Как я ни старался забыть о приюте, мои мысли возвращались то к нему, то к могильщику Иосифу, и тогда с потолка исчезали звезды и он нависал надо мной, как надгробный камень.
Среди ночи я вдруг услышал скрип. Вслед за скрипом раздались шаги, я вскочил с кровати и в испуге прижался к стене, как будто недружелюбные клопы за обоями могли взять меня под защиту.
— Надо на ночь закрываться, — пророкотал чей-то голос, и я узнал могильщика. Он чиркнул спичкой, и комната на мгновение осветилась неверным светом. Казалось, залетел светлячок, огляделся и выпорхнул в оконце.
Меня знобило. Мелкая дрожь пронизывала тело. Я стучал зубами, как местечковый сторож колотушкой.
Одноногий снова зажег спичку и сказал:
— Однако же ты, малыш, здорово перепугался. У тебя зуб на зуб не попадает.
Иосиф поднес зажженную спичку к лампе, и от занявшегося фитиля по комнате поплыл знакомый и жилой запах гари.
— Совсем я не перепугался, — ответил я, и меня снова заколотило.
— Да ты никак захворал?
Иосиф подошел ко мне и положил на лоб руку.
— Точно. А ну-ка ложись, малыш. Я тебя накрою, — он снял свой полушубок и, когда я лег, бросил его поверх одеяла.
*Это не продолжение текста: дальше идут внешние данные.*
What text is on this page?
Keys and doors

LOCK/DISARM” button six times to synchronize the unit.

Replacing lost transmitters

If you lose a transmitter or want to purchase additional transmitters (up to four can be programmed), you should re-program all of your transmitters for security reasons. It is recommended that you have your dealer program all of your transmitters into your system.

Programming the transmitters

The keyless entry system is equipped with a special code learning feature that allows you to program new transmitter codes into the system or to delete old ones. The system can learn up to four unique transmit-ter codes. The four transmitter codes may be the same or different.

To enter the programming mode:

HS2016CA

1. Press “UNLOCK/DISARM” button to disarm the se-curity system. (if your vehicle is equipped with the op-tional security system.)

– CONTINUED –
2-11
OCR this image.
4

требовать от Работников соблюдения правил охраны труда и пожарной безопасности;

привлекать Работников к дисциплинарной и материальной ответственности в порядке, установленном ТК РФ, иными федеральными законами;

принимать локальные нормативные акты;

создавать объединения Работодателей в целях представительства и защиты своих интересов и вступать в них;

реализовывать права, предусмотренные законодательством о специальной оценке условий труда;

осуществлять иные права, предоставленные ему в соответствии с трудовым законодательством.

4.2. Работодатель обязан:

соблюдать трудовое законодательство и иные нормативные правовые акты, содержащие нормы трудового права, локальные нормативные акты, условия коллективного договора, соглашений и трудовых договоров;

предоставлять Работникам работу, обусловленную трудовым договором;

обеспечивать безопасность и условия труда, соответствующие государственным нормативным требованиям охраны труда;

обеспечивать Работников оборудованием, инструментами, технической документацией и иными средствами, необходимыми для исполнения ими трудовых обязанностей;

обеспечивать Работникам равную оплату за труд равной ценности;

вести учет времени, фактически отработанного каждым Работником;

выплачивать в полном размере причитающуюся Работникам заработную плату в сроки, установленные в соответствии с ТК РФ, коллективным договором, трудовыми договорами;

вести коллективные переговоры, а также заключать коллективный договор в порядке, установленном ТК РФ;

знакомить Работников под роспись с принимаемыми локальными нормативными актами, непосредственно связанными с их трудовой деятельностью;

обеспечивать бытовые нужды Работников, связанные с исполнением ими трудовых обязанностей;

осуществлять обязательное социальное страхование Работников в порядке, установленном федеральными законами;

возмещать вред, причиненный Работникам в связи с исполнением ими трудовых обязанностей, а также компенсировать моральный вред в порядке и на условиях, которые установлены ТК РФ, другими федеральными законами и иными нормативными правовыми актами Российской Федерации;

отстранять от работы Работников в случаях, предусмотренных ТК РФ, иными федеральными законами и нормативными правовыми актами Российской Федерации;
— Хорошо? — спросил Иосиф.
— Да, — ответил я глухо.
Озноб сменился жаром. Так жарко не бывает даже в середине лета, на солнцепеке. У меня горело лицо, глаза, брови, и я все ждал, когда вспыхнут волосы и по комнате поплывет запах, похожий на запах тлеющего фитиля.
— Я останусь с тобой до утра, а утром позовем доктора, — пробасил могильщик. — Если тебе, конечно, не станет лучше.
Он отстегнул свою деревяшку, прислонил ее к спинке кровати, придвинул табурет и уселся, нелепый и огромный в мерцании керосиновой лампы. В душе я был благодарен Иосифу, что он пришел, но не показывал виду.
— Человек не может жить один, — вдруг пробасил могильщик. — Ты, малыш, знаешь, почему мертвых хоронят на кладбище? Потому что и мертвый человек не может один… кого-нибудь да положи с ним рядом…
Поначалу я еще его слышал, но потом кто-то закупорил мои уши, как банку на зиму, а в глаза насыпал соли. Я опустил воспаленные веки, и все вдруг завертелось, закружилось, в пляс пошла деревяшка могильщика, и кровать, и кошка, а я парил над ними, как ангел, и звезды на потолке обдавали меня своим прохладным небесным сиянием.
Я метался в бреду и не почувствовал, как рассвело.
Когда очнулся, я увидел перед собой нашего местечкового доктора Иохельсона. Он стоял надо мной, худощавый, в очках, сверкавших, как зеркала в парикмахерской моего первого учителя господина Арона Дамского.
— Так, так, — сказал доктор, велел мне снять рубаху и приставил к груди трубку.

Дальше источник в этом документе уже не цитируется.